A decade on and it’s not difficult to see how times have changed. Back then, I’d be lucky if my favourite band released one album a year, and since I couldn’t really go to see them live, $30 on an album was money well spent. And yet today, we all seem to be over indulgent with our music given how easy it is to access.

So the question is whether the excitement and mystery, which once surrounded artists, still exists.

The most obvious impact on artists over the past ten years is the evolution of the internet. If I hear a song I like on the radio, for example, I grab my iPhone, do a Google search for the artist, followed by a quick look on YouTube and I could tell you almost everything about them.

And the best part of it is that it’s free.  The convenience of this is outstanding.

But where is that mystery about these artists that I once loved so much?

Last week, a friend posted a video clip on Facebook by an artist named ‘City and Colour’.  The song was called ‘The Girl’ and I fell in love with it immediately.

And so off I went into the bottomless pit of entertainment that is YouTube looking for more of his songs. I listened to another dozen tracks, watched some video clips and interviews.  I then ‘followed’ him on Twitter and found out what he did the previous day. Needless to say it gave me a real feel for the type of person this artist is and where his music comes from.

In half an hour I went from being completely in the dark about this artist to falling in love with one of his songs, experiencing the rest of his album, witnessing what his live shows are like and got to know more about him. All without spending a cent or leaving my bedroom.

There’s no denying that the convenience of this is attractive.

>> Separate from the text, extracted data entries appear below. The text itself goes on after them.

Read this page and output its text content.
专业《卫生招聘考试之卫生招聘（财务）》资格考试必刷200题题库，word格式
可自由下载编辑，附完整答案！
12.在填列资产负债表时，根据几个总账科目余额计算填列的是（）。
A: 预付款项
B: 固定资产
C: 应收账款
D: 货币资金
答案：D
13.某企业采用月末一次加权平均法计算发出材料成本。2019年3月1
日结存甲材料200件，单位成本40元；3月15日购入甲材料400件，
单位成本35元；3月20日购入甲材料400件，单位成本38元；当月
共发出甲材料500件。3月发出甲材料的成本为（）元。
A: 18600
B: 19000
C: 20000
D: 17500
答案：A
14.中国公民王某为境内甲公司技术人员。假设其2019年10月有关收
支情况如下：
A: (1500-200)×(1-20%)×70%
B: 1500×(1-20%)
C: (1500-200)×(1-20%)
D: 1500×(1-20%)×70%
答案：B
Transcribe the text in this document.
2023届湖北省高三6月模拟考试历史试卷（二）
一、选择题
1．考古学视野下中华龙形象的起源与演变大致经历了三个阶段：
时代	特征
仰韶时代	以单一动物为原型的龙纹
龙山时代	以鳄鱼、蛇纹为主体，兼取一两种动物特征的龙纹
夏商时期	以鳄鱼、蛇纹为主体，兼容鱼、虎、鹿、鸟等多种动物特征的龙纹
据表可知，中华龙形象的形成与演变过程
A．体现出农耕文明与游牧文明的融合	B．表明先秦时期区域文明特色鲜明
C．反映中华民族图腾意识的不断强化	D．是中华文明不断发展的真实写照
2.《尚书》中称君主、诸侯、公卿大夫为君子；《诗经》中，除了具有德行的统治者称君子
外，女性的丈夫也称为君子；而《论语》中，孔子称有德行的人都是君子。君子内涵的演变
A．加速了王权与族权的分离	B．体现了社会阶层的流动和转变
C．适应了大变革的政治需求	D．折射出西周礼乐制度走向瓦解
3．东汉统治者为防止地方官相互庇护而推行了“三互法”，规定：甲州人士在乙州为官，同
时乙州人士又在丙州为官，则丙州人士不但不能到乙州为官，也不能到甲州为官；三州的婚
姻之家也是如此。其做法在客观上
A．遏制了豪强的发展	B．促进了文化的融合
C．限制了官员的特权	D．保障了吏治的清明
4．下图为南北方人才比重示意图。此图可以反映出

Call me old school, but there’s something about not knowing everything about the musicians I enjoy to listen to which is even more attractive.

Every so often, I go along to hear musicians play live that I otherwise wouldn’t have heard of. There’s one place in Collingwood, in inner Melbourne, where songwriters sit in a living-room style space and exchange songs. It’s an intimate night and one worth experiencing.

There was one night in particular where a female performer took my breath away. She was an amazing singer, very glamorous and an exceptional performer. Without her knowing, we shared an experience, which is what I think music is all about.

I searched the web for information about her but found very little. But I realised that I didn’t really want to know much more about her — my imagination can join those dots for me.

Because in that setting, everything I felt about her performance was real. The mystery was very much alive in that room, and all because the audience was watching the artists through a small window, and not a gaping skylight. I was able read my own meaning into the music and the people who were making it.

I do believe that music is just as powerful today as it has ever been. Look at those Justin Bieber fans sprinting after him crying wherever he goes. I have no doubt they feel the same passion my mother felt when she screamed and cried watching The Beatles exit their plane when it landed in her homeland of New Zealand in 1964.

While the convenience of the internet has made musicians more accessible and the mystique of mainstream artists almost disappear, nothing can damage the power of music.

But every so often it’s worth going to experience your favourite artists live — more often than not, you’re doing yourself a favour.

Because good music is worth more than just a moment of your attention.

Ryan Murphy is a student in the Graduate Diploma in Journalism at La Trobe University.  This is his first piece for upstart.